The program will train caregivers on effective communication strategies to support activities of daily living (ADLs), safety, and the management of symptoms and distress for those diagnosed with ADRD (Alzheimer’s Disease and Related Dementias). Caregivers will learn how to prevent caregiver burnout and stress mitigation. Caregivers will also learn proactive strategies to prevent challenging situations and reduce caregiving stress.

The course is specifically designed for family (or unpaid) caregivers of individuals with Alzheimer’s disease and related dementias (ADRD).

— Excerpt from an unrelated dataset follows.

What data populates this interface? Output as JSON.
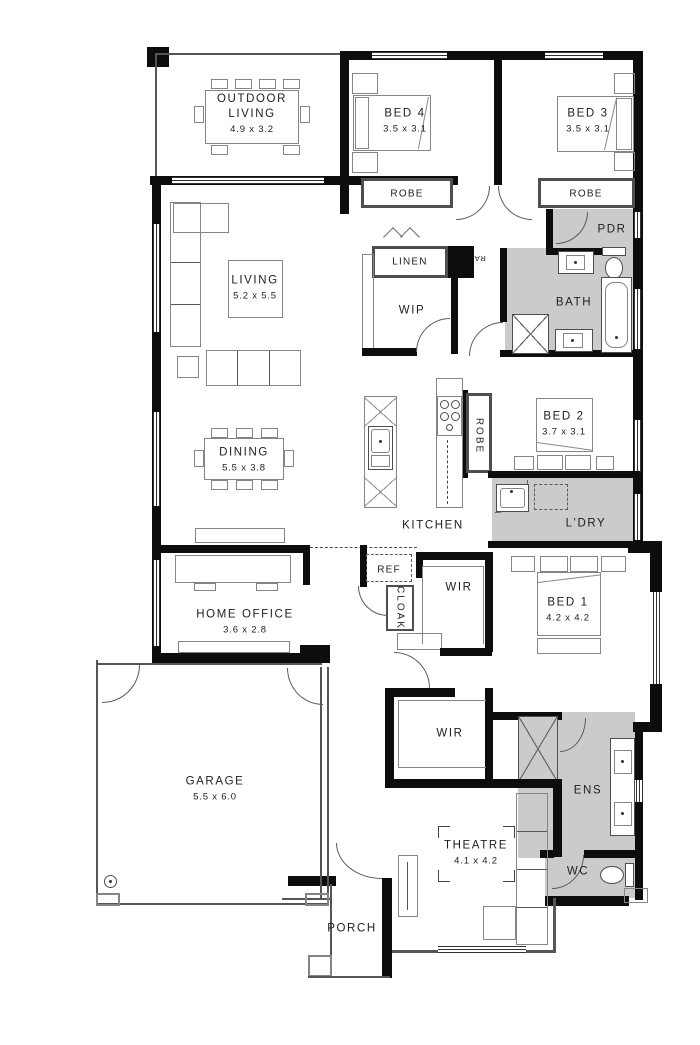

CCA, with its expertise in curriculum development and caregiver training programs, will deliver the training in English and Spanish. CCA’s ADRD program for In-Home Supportive Services (IHSS) providers has proven to impact those who completed the training: 96% say they learned new skills and 94% say their communication with the person they’re caring for improved.

UC Irvine will conduct an educational assessment of the family caregiver training program, comparing caregiver health and stress levels before and after training, as well as skills and knowledge competency. The assessment will also evaluate caregiver behavior change to measure the impact of the training on the person receiving care.

About the Center for Caregiver Advancement

The Center for Caregiver Advancement (CCA), is the largest provider of training for caregivers in California and has trained more than 20,000 nursing home workers and in-home caregivers. advancecaregivers.org The CCA is committed to improving care and building better lives for caregivers in California and the people they serve. We measure our impact through improved wages and career development for caregivers, the quality of care for their consumers, and reducing the stress on California’s over-burdened healthcare system.

About the University of California, Irvine Division of Geriatrics and Gerontology

The Division of Geriatric Medicine & Gerontology at the UCI School of Medicine is made up of an interdisciplinary group of professionals whose mission is to address the changing health needs of older adults and those who love them. We are committed to delivering high-quality, comprehensive care in a variety of settings and to providing leadership in geriatric education, research, advocacy, and community outreach. The skill and dedication of our physicians to elder care has led to UCI Medical Center being named repeatedly as one of the nation’s best hospitals for geriatric care by U.S. News & World Report.